Bütün bu albümler ve benzeri daha birçokları kanserden yaşama veda edeceği 1967’ye kadar Coltrane’in evi sayılan Impulse müzik şirketi için yapıldı. Bazı yorumculara göre Impulse Coltrane’in inşa ettiği bir evdi. Yıldız sanatçılarını devrimci 1960’ların sembolü olarak gören Impulse, Coltrane’e istediğini çalması için açık çek vermekten mutluydu.

Coltrane’in hatırası sadece müziklerinde değil, alışılmadık ama kendisinin de memnun olacağı bir şekilde, bir kilise ile sürüyor. 1972’de San Francisco’da bir cemaat St John Coltrane African Orthodox Kilisesi’ni kurdu ve ayinlerini onun müzikleri ve kişiliği üzerine oturttu.

Aynı yıllarda Miles Davis ölümsüz cazcıdan bir kültür ikonuna doğru dönüşmeye başlamıştı. Rock’ın yükselmesiyle kendini kenara itilmiş bulunca buna 1969’da jazz-rock fusion diye tanınacak elektronik bir hibrit (Bitches Brew) ile yanıt verdi. Eski hayranları dehşete kapıldı ama Davis meydan okuyan tavrını sürdürdü. Pop’a doğru kıvrılmış müziği ve imajı yeni nesil bir hayran kitlesi oluşturdu.

Davis’in keskin cazibesi müziği kadar belirgin oldu ve genç dinleyicileri çılgına çevirdi. 2006’nın başlarında Rock and Roll Hall of Fame’e seçilen ilk modern caz müzisyeni olmasına şaşırmamalı. 2006 tarihli “The Very Best of Milse Davis: Cool and Collected” 80. yıldönümü albümü hem Coltrane’le hem başka efsanelerle yaptığı müzikleri içerir.

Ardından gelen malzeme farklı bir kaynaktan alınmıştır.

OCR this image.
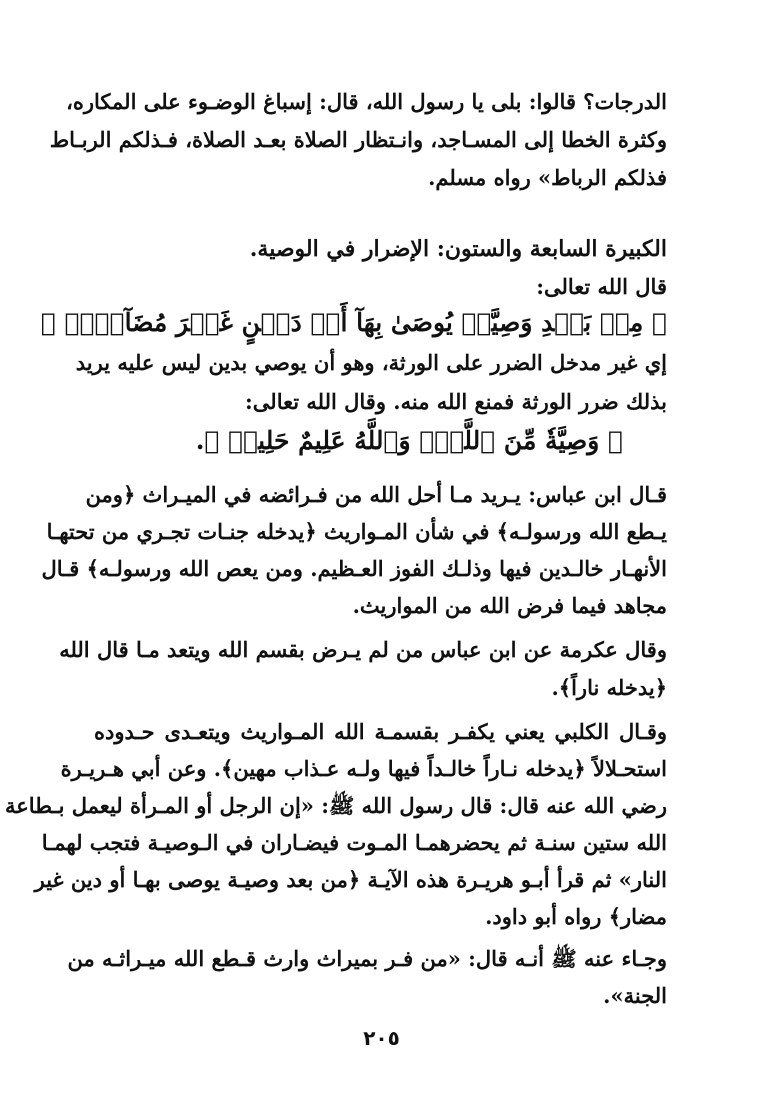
الدرجات؟ قالوا: بلى يا رسول الله، قال: إسباغ الوضـوء على المكاره،
وكثرة الخطا إلى المسـاجد، وانـتظار الصلاة بعـد الصلاة، فـذلكم الربـاط
فذلكم الرباط» رواه مسلم.
الكبيرة السابعة والستون: الإضرار في الوصية.
قال الله تعالى:
﴿ مِنۢ بَعۡدِ وَصِيَّةٖ يُوصَىٰ بِهَآ أَوۡ دَيۡنٍ غَيۡرَ مُضَآرّٖۚ ﴾
إي غير مدخل الضرر على الورثة، وهو أن يوصي بدين ليس عليه يريد
بذلك ضرر الورثة فمنع الله منه. وقال الله تعالى:
﴿ وَصِيَّةٗ مِّنَ ٱللَّهِۗ وَٱللَّهُ عَلِيمٌ حَلِيمٞ ﴾.
قـال ابن عباس: يـريد مـا أحل الله من فـرائضه في الميـراث ﴿ومن
يـطع الله ورسولـه﴾ في شأن المـواريث ﴿يدخله جنـات تجـري من تحتهـا
الأنهـار خالـدين فيها وذلـك الفوز العـظيم. ومن يعص الله ورسولـه﴾ قـال
مجاهد فيما فرض الله من المواريث.
وقال عكرمة عن ابن عباس من لم يـرض بقسم الله ويتعد مـا قال الله
﴿يدخله ناراً﴾.
وقـال الكلبي يعني يكفـر بقسمـة الله المـواريث ويتعـدى حـدوده
استحـلالاً ﴿يدخله نـاراً خالـداً فيها ولـه عـذاب مهين﴾. وعن أبي هـريـرة
رضي الله عنه قال: قال رسول الله ﷺ: «إن الرجل أو المـرأة ليعمل بـطاعة
الله ستين سنـة ثم يحضرهمـا المـوت فيضـاران في الـوصيـة فتجب لهمـا
النار» ثم قرأ أبـو هريـرة هذه الآيـة ﴿من بعد وصيـة يوصى بهـا أو دين غير
مضار﴾ رواه أبو داود.
وجـاء عنه ﷺ أنـه قال: «من فـر بميراث وارث قـطع الله ميـراثـه من
الجنة».
٢٠٥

Davis kariyeri boyunca, her ne şekilde kullandıysa, büyük yeteneğini hep muhafaza etti. Aynı şekilde, eski ortağını da hiç unutmadı. Cazibeli-rock günlerinde de, sarayı andıran malikâneleri arasında mekik dokurken de her zaman özenle sakladığı şey John Coltrane’in fotoğrafıydı.